The spectators’ journey to the gallery chamber of Motley begins prior to the actual viewing and experiencing of the art.  The exhibit holds, before walking in the room, a long hall of quotes said from Motley himself, in which it provides for the audience a clear and intriguing understanding of his intentions and inspirations behind his creations.
It is within these quotes that provoke boundless appreciation for Chicago, Chicago art and its influence on the city’s history. 
One quote reads, “Give the artist of the Race a chance to express himself in his own individual ay… and we shall have a great variety of art, a great art…”  I find this as revealing Chicago as a city of diversity in more than just an artistic sense.  The many elucidations behind the meaning of art is complex but can be made simple when defining it in your own terms. 
I define art as anything that can be interpreted… Too broad?  Maybe so-but it compliments my impression of the quote well.  While I interpret conveying race through art as merely encouragement for artists alone, I perceive the words “a great variety of art,” “a great art” as portraying the bigger picture at hand; I perceive the words as concrete representation of the city of Chicago existing as… this “great art.” 

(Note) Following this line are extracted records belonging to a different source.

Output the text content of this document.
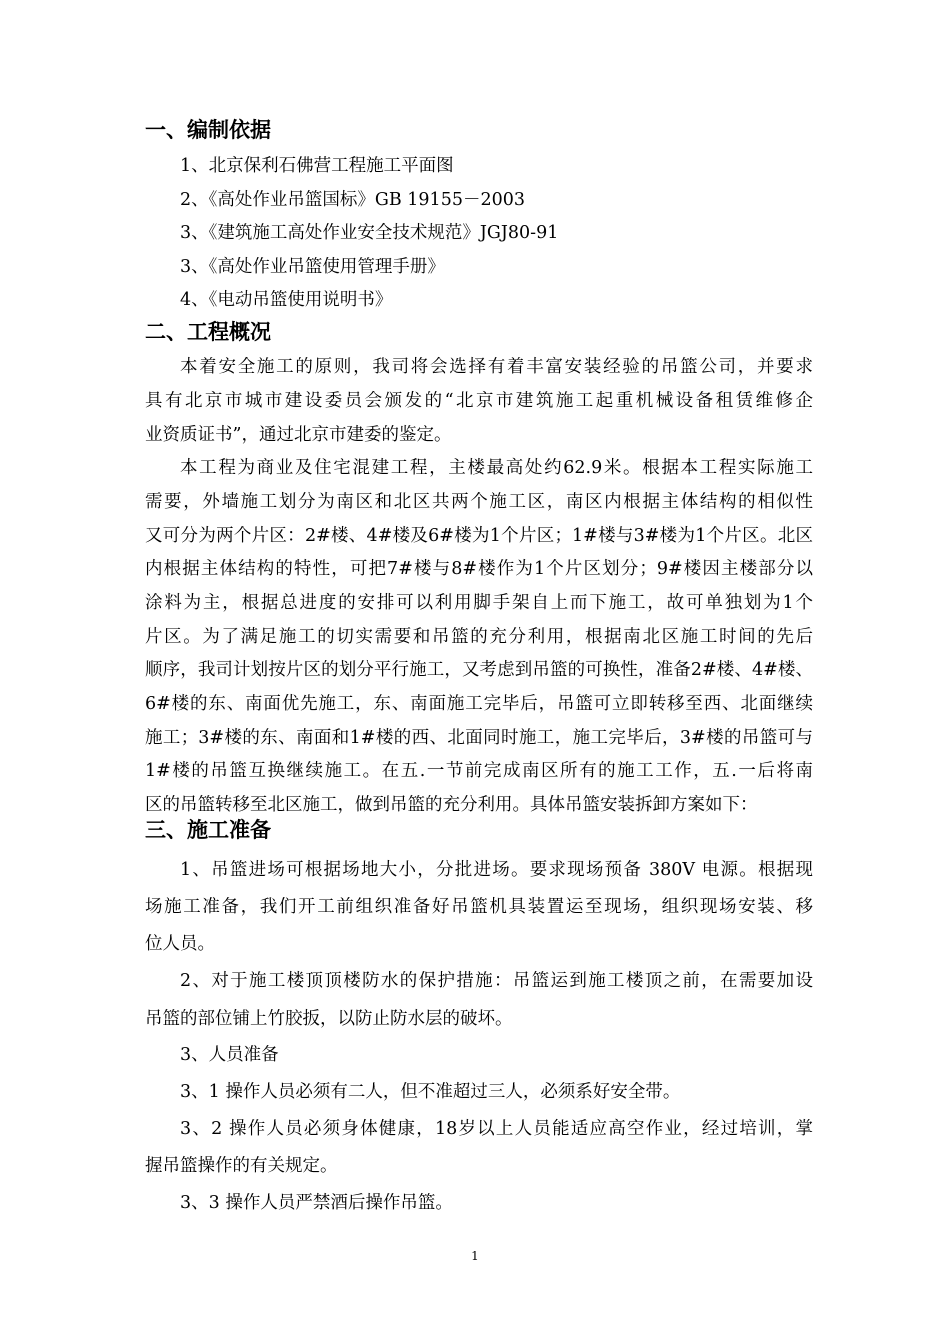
一、编制依据
1、北京保利石佛营工程施工平面图
2、《高处作业吊篮国标》GB 19155－2003
3、《建筑施工高处作业安全技术规范》JGJ80-91
3、《高处作业吊篮使用管理手册》
4、《电动吊篮使用说明书》
二、工程概况
本着安全施工的原则，我司将会选择有着丰富安装经验的吊篮公司，并要求
具有北京市城市建设委员会颁发的“北京市建筑施工起重机械设备租赁维修企
业资质证书”，通过北京市建委的鉴定。
本工程为商业及住宅混建工程，主楼最高处约62.9米。根据本工程实际施工
需要，外墙施工划分为南区和北区共两个施工区，南区内根据主体结构的相似性
又可分为两个片区：2#楼、4#楼及6#楼为1个片区；1#楼与3#楼为1个片区。北区
内根据主体结构的特性，可把7#楼与8#楼作为1个片区划分；9#楼因主楼部分以
涂料为主，根据总进度的安排可以利用脚手架自上而下施工，故可单独划为1个
片区。为了满足施工的切实需要和吊篮的充分利用，根据南北区施工时间的先后
顺序，我司计划按片区的划分平行施工，又考虑到吊篮的可换性，准备2#楼、4#楼、
6#楼的东、南面优先施工，东、南面施工完毕后，吊篮可立即转移至西、北面继续
施工；3#楼的东、南面和1#楼的西、北面同时施工，施工完毕后，3#楼的吊篮可与
1#楼的吊篮互换继续施工。在五.一节前完成南区所有的施工工作，五.一后将南
区的吊篮转移至北区施工，做到吊篮的充分利用。具体吊篮安装拆卸方案如下：
三、施工准备
1、吊篮进场可根据场地大小，分批进场。要求现场预备 380V 电源。根据现
场施工准备，我们开工前组织准备好吊篮机具装置运至现场，组织现场安装、移
位人员。
2、对于施工楼顶顶楼防水的保护措施：吊篮运到施工楼顶之前，在需要加设
吊篮的部位铺上竹胶扳，以防止防水层的破坏。
3、人员准备
3、1 操作人员必须有二人，但不准超过三人，必须系好安全带。
3、2 操作人员必须身体健康，18岁以上人员能适应高空作业，经过培训，掌
握吊篮操作的有关规定。
3、3 操作人员严禁酒后操作吊篮。
1
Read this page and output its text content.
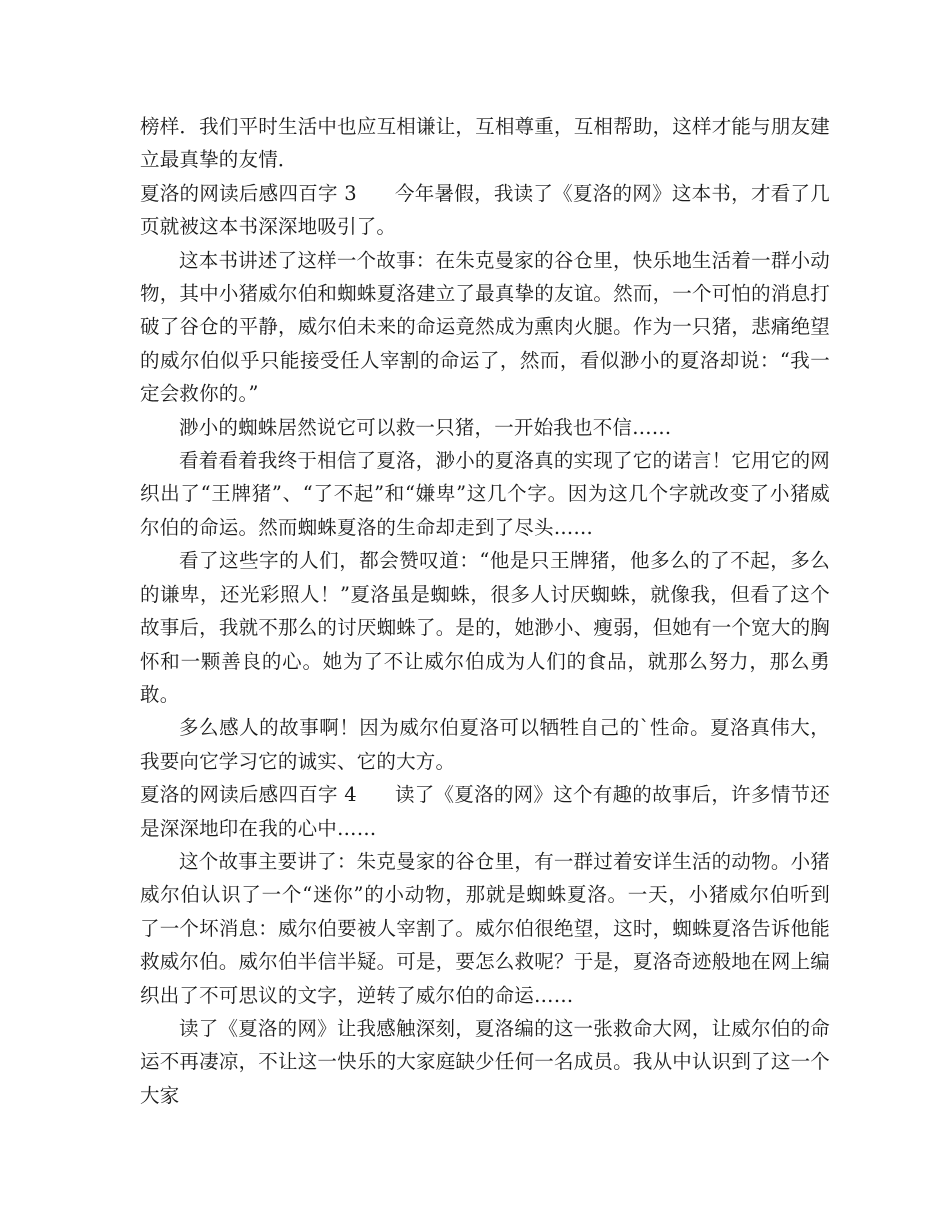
榜样．我们平时生活中也应互相谦让，互相尊重，互相帮助，这样才能与朋友建立最真挚的友情．

夏洛的网读后感四百字 3 今年暑假，我读了《夏洛的网》这本书，才看了几页就被这本书深深地吸引了。

这本书讲述了这样一个故事：在朱克曼家的谷仓里，快乐地生活着一群小动物，其中小猪威尔伯和蜘蛛夏洛建立了最真挚的友谊。然而，一个可怕的消息打破了谷仓的平静，威尔伯未来的命运竟然成为熏肉火腿。作为一只猪，悲痛绝望的威尔伯似乎只能接受任人宰割的命运了，然而，看似渺小的夏洛却说：“我一定会救你的。”

渺小的蜘蛛居然说它可以救一只猪，一开始我也不信……

看着看着我终于相信了夏洛，渺小的夏洛真的实现了它的诺言！它用它的网织出了“王牌猪”、“了不起”和“嫌卑”这几个字。因为这几个字就改变了小猪威尔伯的命运。然而蜘蛛夏洛的生命却走到了尽头……

看了这些字的人们，都会赞叹道：“他是只王牌猪，他多么的了不起，多么的谦卑，还光彩照人！”夏洛虽是蜘蛛，很多人讨厌蜘蛛，就像我，但看了这个故事后，我就不那么的讨厌蜘蛛了。是的，她渺小、瘦弱，但她有一个宽大的胸怀和一颗善良的心。她为了不让威尔伯成为人们的食品，就那么努力，那么勇敢。

多么感人的故事啊！因为威尔伯夏洛可以牺牲自己的`性命。夏洛真伟大，我要向它学习它的诚实、它的大方。

夏洛的网读后感四百字 4 读了《夏洛的网》这个有趣的故事后，许多情节还是深深地印在我的心中……

这个故事主要讲了：朱克曼家的谷仓里，有一群过着安详生活的动物。小猪威尔伯认识了一个“迷你”的小动物，那就是蜘蛛夏洛。一天，小猪威尔伯听到了一个坏消息：威尔伯要被人宰割了。威尔伯很绝望，这时，蜘蛛夏洛告诉他能救威尔伯。威尔伯半信半疑。可是，要怎么救呢？于是，夏洛奇迹般地在网上编织出了不可思议的文字，逆转了威尔伯的命运……

读了《夏洛的网》让我感触深刻，夏洛编的这一张救命大网，让威尔伯的命运不再凄凉，不让这一快乐的大家庭缺少任何一名成员。我从中认识到了这一个大家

Through Chicago’s insistence of integrating the value of opposing races and alternative cultures into its art, the city stands as a piece of artwork in itself.  Chicago represents a city encompassing African-American, Caucasian, Asian, Native-American, Hispanic, and further ethnic citizens, in which it is not solely the their ethnic appearance but the way in which they express that ethnicity that should paint the perfect picture of Chicago. 
With that being said, it is through both Motley and Dawson that they expose Chicago history via not only their work rendered to depict African-American past, but purely their previous status as an artist itself. 
Although, allegedly, the cease of slavery occurred in the year 1865, discriminatory affiliations were still rampant throughout the artists’ lifespans; however, both were African-American, and both were provided the chance to share their unique, untraditional work through the opportunities and resources Chicago offered.  
Whereas outside American areas were enforcing race segregation, artists such as Motley were free to paint people a larger array of colors, implying cultural differences-in particular, paint the “American Negro” honestly and exempt from poor stereotypical features; and Dawson, first African-American owner of a graphic design studio, established allowance of constructing the pieces that included products as intended for mixed-race individuals. 
Art gave races a voice… a voice that received utter negation spoken anywhere else.
Motley once said, “I can’t find anyplace like Chicago.  You know, I love this place…”
Go discover why his love for Chicago was so vehement.  You may not be artistic; you may not have much care for art.  You may, however, be an advocate for history, and you certainly are a neighbor of Chicago; and in that case, it’s never displeasing to witness both a passion for the home you reside and a recap of how your own passion for Chicago was sculpted to what it stands today.